In a press statement that soon followed, Samsung claimed:
“There was a tiny problem in the manufacturing process, so it was very difficult to figure out. It will cost us so much it makes my heart ache. Nevertheless, the reason we made this decision is because what is most important is customer safety.”
But with this “heart aching” decision came to another problem; what to do with all the recalled phones?

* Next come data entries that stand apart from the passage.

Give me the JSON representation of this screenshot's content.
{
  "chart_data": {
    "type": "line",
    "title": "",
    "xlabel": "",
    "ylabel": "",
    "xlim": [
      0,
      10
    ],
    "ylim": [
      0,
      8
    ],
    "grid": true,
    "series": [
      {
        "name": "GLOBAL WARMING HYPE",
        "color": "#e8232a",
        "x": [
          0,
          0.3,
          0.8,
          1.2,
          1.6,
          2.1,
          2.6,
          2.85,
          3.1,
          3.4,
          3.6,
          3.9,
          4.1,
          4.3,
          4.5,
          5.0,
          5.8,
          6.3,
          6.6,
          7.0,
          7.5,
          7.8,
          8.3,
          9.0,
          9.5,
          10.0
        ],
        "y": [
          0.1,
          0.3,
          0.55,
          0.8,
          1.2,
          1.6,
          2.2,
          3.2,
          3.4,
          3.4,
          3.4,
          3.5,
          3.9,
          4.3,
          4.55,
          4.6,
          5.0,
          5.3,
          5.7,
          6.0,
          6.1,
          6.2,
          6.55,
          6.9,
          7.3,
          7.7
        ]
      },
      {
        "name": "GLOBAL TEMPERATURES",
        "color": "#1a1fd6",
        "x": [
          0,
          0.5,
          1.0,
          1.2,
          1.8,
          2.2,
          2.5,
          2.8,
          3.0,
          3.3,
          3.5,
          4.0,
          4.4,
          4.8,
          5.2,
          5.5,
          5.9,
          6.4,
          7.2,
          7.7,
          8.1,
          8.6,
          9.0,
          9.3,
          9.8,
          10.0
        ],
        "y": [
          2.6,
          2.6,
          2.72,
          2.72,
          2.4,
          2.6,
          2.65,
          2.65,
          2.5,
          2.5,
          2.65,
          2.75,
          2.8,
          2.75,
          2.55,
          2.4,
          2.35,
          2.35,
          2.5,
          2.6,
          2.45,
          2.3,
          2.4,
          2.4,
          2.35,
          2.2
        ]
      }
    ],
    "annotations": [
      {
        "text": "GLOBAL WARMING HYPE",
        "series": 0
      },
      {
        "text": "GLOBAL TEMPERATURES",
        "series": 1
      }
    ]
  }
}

Surely they couldn’t refurbish them and sell them again, although surprisingly a small number of people have done that with their Note 7s.
But the latest reports show that Samsung has finally found a way to put the trouble makers to use, which first featured in an ad showing Samsung’s phone torture lab where hundreds and thousands of phones were seen being tested to their limits.
This was a PR repair bid to win back the trust of their customers in anticipation of the Samsung Galaxy 8 phones released on 30th March. But now it has become clearer that the testing lab was actually a quality assurance line for testing the incoming Galaxy 8 models. Note7 phones are also being used directly in the manufacturing process, with their cameras being used to keep an eye on a bank of charging phones. Obviously, Samsung had the good sense to first replace their batteries with a much lower-powered model.
Mashable‘s Pete Pachal elaborates on this,
“As Samsung took me and some other journalists on a tour of the company’s smartphone factory and battery testing facility in Gumi, just outside of Seoul, South Korea, we saw several parts of the company’s new eight-point battery check, created in the wake of the Note 7 debacle and subsequent recall.“One of these is the charging/discharging test, which does exactly what it says. Rows and rows of Galaxy S8 phones, each with a USB cable connected, alternately charge up and charge down, as cameras look on. But those cameras are actually smartphones, and those smartphones – at least the ones in Gumi – happen to be Galaxy Note 7s.”